By: Tim Worstall – washingtonexaminer.com – June 02, 2020
We can disagree, Left and Right, on how to handle the debate about racial justice spurred by the killing of George Floyd. But we should all be able to agree on at least one step forward: abolish police unions. I would argue, strongly, that it wasn’t racism (whether institutional or structural) that killed Floyd because, sadly, as the case of Justine Ruszyzk shows, death by cop doesn’t just happen to black people. Cops in Minneapolis have throttled at least 44 people into unconsciousness in just the past five years, that might have something to do with it. As to why that has happened, I insist that it’s because we don’t, yet we ought to, hold the police to the same general standards of care and attention that we do everyone else.
As Alex Tabbarok points out, union contracts mean that police, if arrested for some reason, enjoy privileges that the rest of us most certainly don’t if we’re arrested. As Sam Sinangwye points out (and he’s a researcher into this very problem), in places where union contracts provide more privileges, then police violence is greater. It’s useful to provide a reminder of what President Franklin Roosevelt said about public sector unions: There are “insurmountable limitations when applied to public personnel management.” The biggest problem here is we’re talking about the police — the very people who are supposed, at least, to be no more than (and absolutely no less than) citizens in uniform.
Sure, it’s true, those principles from Sir Robert Peel, the inventor of even the idea of a modern police force, apply much more in other English-speaking countries than they do in the United States, but this is part of the problem. As William Bratton has been known to point out, it is “policing by consent” that is important. The police are just some subset of all of us detailed to look after a certain section of what makes a society work. They exist to track down malefactors and, if necessary, to enforce public order. But the powers with which they do so should be those which are open to any of us. That power to arrest is not specific to those in uniform, a citizen’s arrest is entirely valid. To restrain someone engaging in violence, any of us may do that.

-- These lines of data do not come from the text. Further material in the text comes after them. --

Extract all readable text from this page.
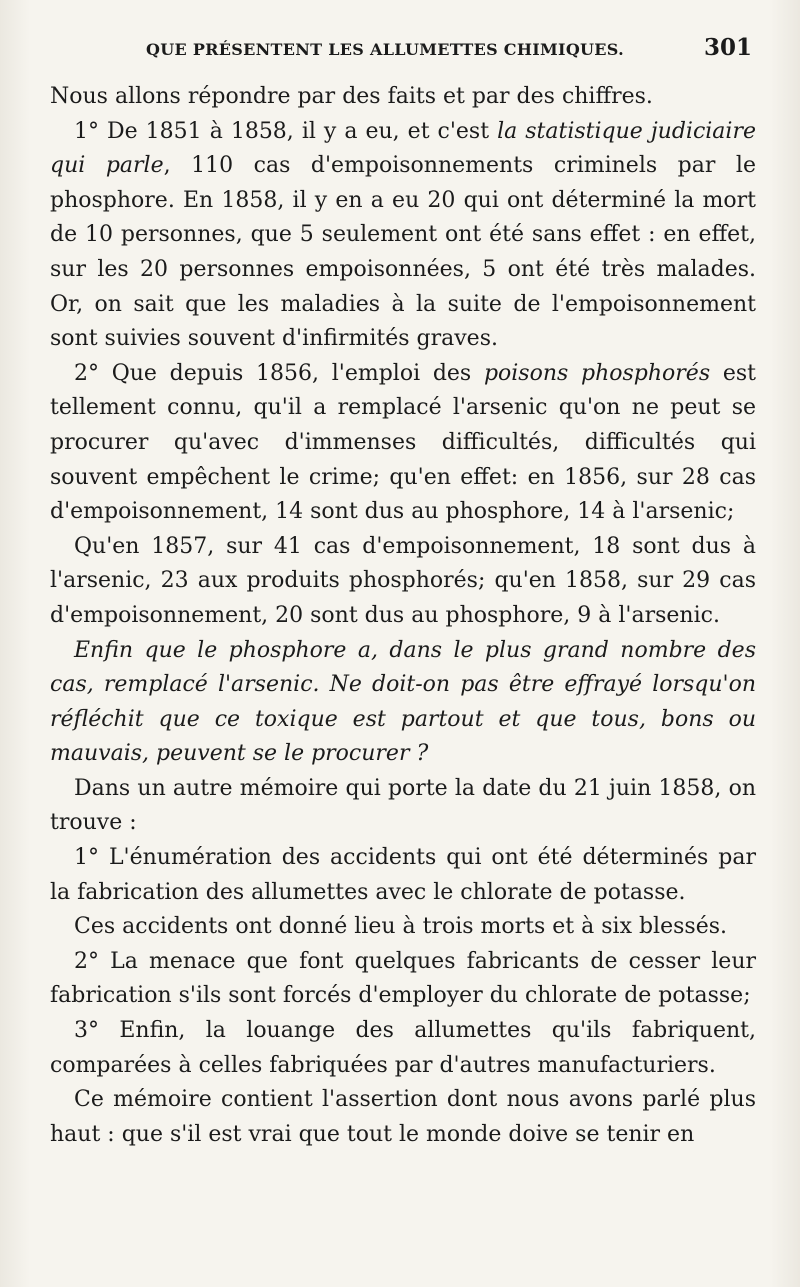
QUE PRÉSENTENT LES ALLUMETTES CHIMIQUES.	301

Nous allons répondre par des faits et par des chiffres.

1° De 1851 à 1858, il y a eu, et c'est la statistique judiciaire qui parle, 110 cas d'empoisonnements criminels par le phosphore. En 1858, il y en a eu 20 qui ont déterminé la mort de 10 personnes, que 5 seulement ont été sans effet : en effet, sur les 20 personnes empoisonnées, 5 ont été très malades. Or, on sait que les maladies à la suite de l'empoisonnement sont suivies souvent d'infirmités graves.

2° Que depuis 1856, l'emploi des poisons phosphorés est tellement connu, qu'il a remplacé l'arsenic qu'on ne peut se procurer qu'avec d'immenses difficultés, difficultés qui souvent empêchent le crime; qu'en effet: en 1856, sur 28 cas d'empoisonnement, 14 sont dus au phosphore, 14 à l'arsenic;

Qu'en 1857, sur 41 cas d'empoisonnement, 18 sont dus à l'arsenic, 23 aux produits phosphorés; qu'en 1858, sur 29 cas d'empoisonnement, 20 sont dus au phosphore, 9 à l'arsenic.

Enfin que le phosphore a, dans le plus grand nombre des cas, remplacé l'arsenic. Ne doit-on pas être effrayé lorsqu'on réfléchit que ce toxique est partout et que tous, bons ou mauvais, peuvent se le procurer ?

Dans un autre mémoire qui porte la date du 21 juin 1858, on trouve :

1° L'énumération des accidents qui ont été déterminés par la fabrication des allumettes avec le chlorate de potasse.

Ces accidents ont donné lieu à trois morts et à six blessés.

2° La menace que font quelques fabricants de cesser leur fabrication s'ils sont forcés d'employer du chlorate de potasse;

3° Enfin, la louange des allumettes qu'ils fabriquent, comparées à celles fabriquées par d'autres manufacturiers.

Ce mémoire contient l'assertion dont nous avons parlé plus haut : que s'il est vrai que tout le monde doive se tenir en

But with those same powers also goes the same responsibilities. To be as gentle as possible about it, to make a mistake should lead to the same consequences for the private citizen exercising those powers as it should be for those in uniform. The same is true of abusing those powers too. This is where unions and their contracts become that problem.
The agreements that have built up over the years, such things as qualified immunity for the police and other inequalities before the law, are specifically there in order to release the police from those same responsibilities in the exercise of those powers. That’s what unions are for, of course, to privilege union members — which is why we must not have them in the police force.
Getting rid of these special arrangements means getting rid of the unions that negotiate them. That might only be a start, but it’s a necessary precondition. Abolishing police unions would be the first step in moving police forces away from their position as legally privileged occupying powers back to what they ought to be — just the citizenry in uniform serving the society they are a part of.